Upon investigating and analyzing the events in the urban drinking water network, it was determined that the Islamabad neighborhood water network had the most events. This issue in the Islamabad neighborhood is primarily caused by wear and tear, improper implementation of water, low-quality pipes and consumables, improper use of the network, and excavations done by other organizations. According to this study, 19.31% of the events are caused by leaks of the main branch, which are the most common occurrences in this neighborhood, followed by fractures with 17.44%, and the lowest type of accidents in this neighborhood is related to land subsidence. It was determined from investigating and analyzing the events occurring in the urban neighborhoods of Zanjan that Islamabad, Farhang, and Bisim are among the neighbor-hoods with high vulnerability, while Ghabrestan Bala and Gholestan are among the neighborhoods with low vulnerability. Additionally, areas 5 and 3 accounted for the majority of events in urban areas.

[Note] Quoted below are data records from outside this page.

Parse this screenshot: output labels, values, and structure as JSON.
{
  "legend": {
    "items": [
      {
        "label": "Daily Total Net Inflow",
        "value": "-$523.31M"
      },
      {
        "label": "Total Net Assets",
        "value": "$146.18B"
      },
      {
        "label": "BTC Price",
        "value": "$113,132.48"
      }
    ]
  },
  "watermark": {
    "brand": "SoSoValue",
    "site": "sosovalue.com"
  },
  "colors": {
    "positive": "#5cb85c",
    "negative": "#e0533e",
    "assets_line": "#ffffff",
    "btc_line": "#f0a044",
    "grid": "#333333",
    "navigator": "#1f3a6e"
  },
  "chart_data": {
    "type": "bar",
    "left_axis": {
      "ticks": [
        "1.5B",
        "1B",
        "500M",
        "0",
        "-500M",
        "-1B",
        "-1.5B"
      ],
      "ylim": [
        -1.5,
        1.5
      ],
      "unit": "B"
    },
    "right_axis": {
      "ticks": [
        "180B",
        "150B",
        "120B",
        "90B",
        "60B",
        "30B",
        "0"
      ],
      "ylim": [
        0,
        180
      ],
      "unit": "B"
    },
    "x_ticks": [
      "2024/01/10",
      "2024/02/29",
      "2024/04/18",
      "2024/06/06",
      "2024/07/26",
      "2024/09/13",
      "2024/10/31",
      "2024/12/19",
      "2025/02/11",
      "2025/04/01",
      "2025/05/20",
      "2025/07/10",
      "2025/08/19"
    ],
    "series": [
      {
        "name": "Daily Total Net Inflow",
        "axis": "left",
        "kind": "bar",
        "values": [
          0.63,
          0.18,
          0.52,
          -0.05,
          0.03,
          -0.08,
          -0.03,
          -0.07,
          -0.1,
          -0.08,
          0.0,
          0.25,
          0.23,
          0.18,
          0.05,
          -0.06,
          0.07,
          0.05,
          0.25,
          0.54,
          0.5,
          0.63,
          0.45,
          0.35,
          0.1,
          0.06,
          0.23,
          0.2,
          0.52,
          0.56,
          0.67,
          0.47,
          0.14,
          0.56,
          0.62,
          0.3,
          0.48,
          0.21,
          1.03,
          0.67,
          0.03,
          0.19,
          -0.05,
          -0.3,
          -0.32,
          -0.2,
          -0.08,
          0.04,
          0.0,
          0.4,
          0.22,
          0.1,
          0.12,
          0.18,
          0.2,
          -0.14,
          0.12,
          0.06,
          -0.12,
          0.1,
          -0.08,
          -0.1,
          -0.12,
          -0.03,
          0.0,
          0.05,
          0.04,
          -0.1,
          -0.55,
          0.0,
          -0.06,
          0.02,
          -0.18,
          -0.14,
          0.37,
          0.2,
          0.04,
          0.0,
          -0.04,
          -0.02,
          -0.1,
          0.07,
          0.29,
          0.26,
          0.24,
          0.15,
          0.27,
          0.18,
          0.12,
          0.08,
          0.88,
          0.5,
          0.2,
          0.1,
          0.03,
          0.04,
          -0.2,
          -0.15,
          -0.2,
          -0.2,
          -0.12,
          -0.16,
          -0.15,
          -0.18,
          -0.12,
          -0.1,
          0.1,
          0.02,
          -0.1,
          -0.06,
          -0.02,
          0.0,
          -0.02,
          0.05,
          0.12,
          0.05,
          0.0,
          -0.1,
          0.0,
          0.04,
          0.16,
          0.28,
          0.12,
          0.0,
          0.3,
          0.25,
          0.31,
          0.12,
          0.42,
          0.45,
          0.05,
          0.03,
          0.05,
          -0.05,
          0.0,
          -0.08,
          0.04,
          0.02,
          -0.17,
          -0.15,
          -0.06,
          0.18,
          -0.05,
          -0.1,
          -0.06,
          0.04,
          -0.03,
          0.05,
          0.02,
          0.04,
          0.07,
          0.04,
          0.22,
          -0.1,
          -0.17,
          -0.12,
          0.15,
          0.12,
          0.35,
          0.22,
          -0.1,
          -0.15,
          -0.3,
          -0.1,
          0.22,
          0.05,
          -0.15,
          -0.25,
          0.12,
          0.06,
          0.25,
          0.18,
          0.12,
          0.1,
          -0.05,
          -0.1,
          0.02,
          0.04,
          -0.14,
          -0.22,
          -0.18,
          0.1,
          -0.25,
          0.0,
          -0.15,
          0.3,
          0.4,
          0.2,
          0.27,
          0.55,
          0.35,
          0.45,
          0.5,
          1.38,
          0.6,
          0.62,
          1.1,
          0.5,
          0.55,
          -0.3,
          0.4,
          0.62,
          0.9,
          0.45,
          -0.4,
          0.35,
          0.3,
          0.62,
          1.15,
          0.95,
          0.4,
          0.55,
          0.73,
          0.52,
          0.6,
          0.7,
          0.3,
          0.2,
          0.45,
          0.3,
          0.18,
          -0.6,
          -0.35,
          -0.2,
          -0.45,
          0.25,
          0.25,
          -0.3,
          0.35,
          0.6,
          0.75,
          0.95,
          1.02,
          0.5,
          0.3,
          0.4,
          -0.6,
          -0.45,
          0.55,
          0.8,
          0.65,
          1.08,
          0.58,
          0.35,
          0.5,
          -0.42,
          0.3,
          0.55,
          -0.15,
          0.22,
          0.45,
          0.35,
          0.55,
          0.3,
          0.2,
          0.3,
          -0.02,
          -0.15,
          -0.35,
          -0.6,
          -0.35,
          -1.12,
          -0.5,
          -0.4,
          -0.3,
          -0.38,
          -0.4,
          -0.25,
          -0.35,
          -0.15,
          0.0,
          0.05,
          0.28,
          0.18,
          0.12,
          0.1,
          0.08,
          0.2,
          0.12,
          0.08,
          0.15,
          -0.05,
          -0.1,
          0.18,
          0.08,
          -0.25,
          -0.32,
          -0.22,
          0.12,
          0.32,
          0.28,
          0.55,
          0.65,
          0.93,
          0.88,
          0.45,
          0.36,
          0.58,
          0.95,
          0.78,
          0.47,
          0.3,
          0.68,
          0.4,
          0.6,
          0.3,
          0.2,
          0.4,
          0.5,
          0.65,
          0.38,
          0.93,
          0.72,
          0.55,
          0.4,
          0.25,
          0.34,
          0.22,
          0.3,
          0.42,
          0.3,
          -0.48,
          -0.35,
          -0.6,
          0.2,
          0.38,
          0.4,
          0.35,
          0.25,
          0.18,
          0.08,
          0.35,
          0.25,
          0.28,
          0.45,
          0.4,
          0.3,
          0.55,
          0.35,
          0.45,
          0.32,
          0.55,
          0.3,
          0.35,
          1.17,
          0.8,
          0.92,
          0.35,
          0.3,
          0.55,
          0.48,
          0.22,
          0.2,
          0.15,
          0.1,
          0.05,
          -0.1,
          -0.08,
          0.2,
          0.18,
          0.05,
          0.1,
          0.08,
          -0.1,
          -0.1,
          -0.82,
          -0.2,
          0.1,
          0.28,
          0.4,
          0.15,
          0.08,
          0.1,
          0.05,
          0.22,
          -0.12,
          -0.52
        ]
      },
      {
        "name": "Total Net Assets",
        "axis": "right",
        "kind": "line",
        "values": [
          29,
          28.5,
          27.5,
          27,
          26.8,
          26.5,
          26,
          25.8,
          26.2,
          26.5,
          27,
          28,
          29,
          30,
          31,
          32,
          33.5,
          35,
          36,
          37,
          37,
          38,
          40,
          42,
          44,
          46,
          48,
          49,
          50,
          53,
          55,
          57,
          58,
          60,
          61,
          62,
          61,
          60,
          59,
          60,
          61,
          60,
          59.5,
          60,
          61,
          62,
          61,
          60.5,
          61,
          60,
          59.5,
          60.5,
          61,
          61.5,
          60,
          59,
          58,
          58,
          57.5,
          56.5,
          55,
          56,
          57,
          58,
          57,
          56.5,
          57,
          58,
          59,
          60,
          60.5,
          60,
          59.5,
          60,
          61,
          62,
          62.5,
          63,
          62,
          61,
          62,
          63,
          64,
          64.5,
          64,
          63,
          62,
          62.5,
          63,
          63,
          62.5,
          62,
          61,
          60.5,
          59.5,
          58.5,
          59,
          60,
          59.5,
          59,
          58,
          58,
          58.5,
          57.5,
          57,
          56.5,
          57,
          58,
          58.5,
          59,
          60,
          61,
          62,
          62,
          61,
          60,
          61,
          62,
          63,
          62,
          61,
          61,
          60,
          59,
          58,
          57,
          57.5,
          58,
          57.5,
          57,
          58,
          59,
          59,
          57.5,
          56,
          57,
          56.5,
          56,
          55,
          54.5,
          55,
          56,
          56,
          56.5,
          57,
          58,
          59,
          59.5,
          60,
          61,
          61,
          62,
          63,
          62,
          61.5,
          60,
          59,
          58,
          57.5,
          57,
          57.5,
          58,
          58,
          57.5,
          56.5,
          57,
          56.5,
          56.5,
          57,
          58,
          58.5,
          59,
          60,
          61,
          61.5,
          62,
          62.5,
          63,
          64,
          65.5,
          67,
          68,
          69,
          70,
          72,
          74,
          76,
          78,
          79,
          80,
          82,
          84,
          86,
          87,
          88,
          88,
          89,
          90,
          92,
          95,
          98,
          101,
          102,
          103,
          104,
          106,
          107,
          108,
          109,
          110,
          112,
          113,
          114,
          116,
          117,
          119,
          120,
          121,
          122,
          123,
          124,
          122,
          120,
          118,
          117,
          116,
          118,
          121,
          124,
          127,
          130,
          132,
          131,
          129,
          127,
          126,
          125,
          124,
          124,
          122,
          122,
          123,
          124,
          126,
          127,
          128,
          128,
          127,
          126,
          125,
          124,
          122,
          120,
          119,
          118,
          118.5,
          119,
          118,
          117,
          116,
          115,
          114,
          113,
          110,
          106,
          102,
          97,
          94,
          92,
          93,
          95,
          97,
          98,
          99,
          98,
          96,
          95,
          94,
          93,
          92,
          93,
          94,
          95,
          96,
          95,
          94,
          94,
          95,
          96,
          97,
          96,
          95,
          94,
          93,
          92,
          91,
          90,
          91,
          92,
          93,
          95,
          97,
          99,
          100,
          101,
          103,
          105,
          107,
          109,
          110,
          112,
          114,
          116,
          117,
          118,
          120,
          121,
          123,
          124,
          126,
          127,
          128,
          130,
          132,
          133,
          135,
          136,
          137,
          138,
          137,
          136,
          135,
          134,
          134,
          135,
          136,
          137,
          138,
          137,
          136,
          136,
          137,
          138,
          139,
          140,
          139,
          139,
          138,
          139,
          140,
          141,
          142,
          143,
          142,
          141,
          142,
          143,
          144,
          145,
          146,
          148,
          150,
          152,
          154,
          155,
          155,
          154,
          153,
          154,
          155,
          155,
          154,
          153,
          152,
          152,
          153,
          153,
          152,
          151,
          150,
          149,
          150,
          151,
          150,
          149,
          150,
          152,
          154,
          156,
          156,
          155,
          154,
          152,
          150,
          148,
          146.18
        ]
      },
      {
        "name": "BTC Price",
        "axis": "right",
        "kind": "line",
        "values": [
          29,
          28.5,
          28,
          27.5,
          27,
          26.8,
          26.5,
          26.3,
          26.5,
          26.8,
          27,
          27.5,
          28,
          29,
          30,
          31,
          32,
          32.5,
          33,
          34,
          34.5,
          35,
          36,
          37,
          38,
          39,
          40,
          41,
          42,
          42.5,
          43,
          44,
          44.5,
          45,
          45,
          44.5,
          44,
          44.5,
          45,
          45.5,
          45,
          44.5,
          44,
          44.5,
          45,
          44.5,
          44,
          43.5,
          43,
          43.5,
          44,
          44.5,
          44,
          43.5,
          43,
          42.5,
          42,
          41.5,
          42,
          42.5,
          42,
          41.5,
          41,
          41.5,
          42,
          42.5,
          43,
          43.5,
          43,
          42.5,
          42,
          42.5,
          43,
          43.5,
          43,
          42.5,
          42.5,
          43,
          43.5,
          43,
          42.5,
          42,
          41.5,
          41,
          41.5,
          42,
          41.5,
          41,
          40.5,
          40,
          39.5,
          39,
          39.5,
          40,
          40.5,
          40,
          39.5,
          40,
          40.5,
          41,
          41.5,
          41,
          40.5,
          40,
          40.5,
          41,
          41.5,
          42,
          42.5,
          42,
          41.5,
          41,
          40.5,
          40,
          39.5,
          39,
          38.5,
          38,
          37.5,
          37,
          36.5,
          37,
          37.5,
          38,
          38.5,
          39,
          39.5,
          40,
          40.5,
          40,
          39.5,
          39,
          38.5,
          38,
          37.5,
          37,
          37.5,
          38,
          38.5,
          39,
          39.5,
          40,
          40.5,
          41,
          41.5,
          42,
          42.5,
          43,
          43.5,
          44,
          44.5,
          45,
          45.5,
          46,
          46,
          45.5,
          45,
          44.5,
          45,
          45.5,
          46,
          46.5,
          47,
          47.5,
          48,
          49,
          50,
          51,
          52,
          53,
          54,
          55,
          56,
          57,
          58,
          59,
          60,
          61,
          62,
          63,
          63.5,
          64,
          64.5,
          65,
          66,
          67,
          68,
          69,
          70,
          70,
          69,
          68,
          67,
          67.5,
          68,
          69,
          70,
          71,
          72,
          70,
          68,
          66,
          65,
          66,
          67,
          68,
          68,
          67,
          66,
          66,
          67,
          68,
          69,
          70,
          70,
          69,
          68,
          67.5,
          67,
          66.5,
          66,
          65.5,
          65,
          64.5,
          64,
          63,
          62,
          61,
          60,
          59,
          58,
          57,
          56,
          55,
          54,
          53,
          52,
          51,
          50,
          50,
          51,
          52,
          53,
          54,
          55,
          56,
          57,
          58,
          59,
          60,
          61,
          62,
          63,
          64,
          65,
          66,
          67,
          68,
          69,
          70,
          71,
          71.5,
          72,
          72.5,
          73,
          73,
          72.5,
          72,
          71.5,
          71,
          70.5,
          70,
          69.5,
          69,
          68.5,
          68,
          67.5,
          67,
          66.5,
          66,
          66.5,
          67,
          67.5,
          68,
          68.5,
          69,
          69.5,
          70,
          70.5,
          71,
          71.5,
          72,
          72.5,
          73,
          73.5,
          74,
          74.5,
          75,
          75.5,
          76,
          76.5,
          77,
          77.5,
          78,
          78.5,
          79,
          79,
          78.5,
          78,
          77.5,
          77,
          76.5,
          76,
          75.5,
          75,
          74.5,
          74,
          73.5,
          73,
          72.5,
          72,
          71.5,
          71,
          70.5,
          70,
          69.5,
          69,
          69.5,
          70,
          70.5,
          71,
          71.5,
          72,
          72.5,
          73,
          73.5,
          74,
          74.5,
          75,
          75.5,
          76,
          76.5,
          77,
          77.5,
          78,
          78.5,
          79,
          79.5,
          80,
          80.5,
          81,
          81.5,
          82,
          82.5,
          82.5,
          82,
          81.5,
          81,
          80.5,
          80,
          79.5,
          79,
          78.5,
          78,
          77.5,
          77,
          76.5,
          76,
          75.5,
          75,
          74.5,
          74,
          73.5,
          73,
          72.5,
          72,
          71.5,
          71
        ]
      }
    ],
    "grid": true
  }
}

4.3 Analysis the Efficiency of the Applied Methods for Analyzing Events in Urban Water Networks

Analyzing network events and establishing robust water supply systems are crucial aspects when it comes to developing a sustainable urban drinking water system. Applying an automated approach, such as DL in conjunction with GIS, can significantly enhance the efficiency of urban water network management. The methodology introduced in this study also serves as an early warning system for stakeholders and decision-makers in the domain of water hazard events. With this information, locating optimized sites for promptly constructing relief posts to respond immediately to water network events becomes much easier and faster. Despite the efficiency of the applied method, having a large number of input datasets is crucial to constructing the DL models. The effectiveness of this work proves useful for analyzing urban water events in big cities around the world with the most complicated water networks. By employing learning-based approaches, such as DL, stakeholders can analyze vast amounts of data and gain insights that were previously impossible to obtain. DL can be used to predict water demand and optimize water supply throughout the day, assisting water utilities in reducing water waste and ensuring effective fulfillment of water demand. Additionally, it is employed to predict and mitigate potential risks associated with the water cycle.

5 Conclusion

This study proposed and developed an innovative approach of ANP and DL-CNN for analyzing urban water network events and determining the optimal location of urban drinking water relief posts in Zanjan city, Iran. The results show that the central parts of Zanjan are more suitable for constructing water relief posts. Our findings demonstrate the highest efficiency of an automated DL-CNN with an ACC of 0.942 compared to the ANP with an ACC of 0.895. The findings of this study also indicate a positive relationship between population density and water network events. The results of this research demonstrate the highest efficiency of computer-based approaches such as DL-CNN for determining the optimal location of urban drinking water relief posts. In sum, the findings of this research provide a deeper understanding of the spatial spreading of urban water network events and their affected areas. The efficiency of this study can help urban planners and decision-makers in the Water and Sewage Organization and Ministry of Power to understand the complex mechanism of water flow and simulate its prone areas for damage.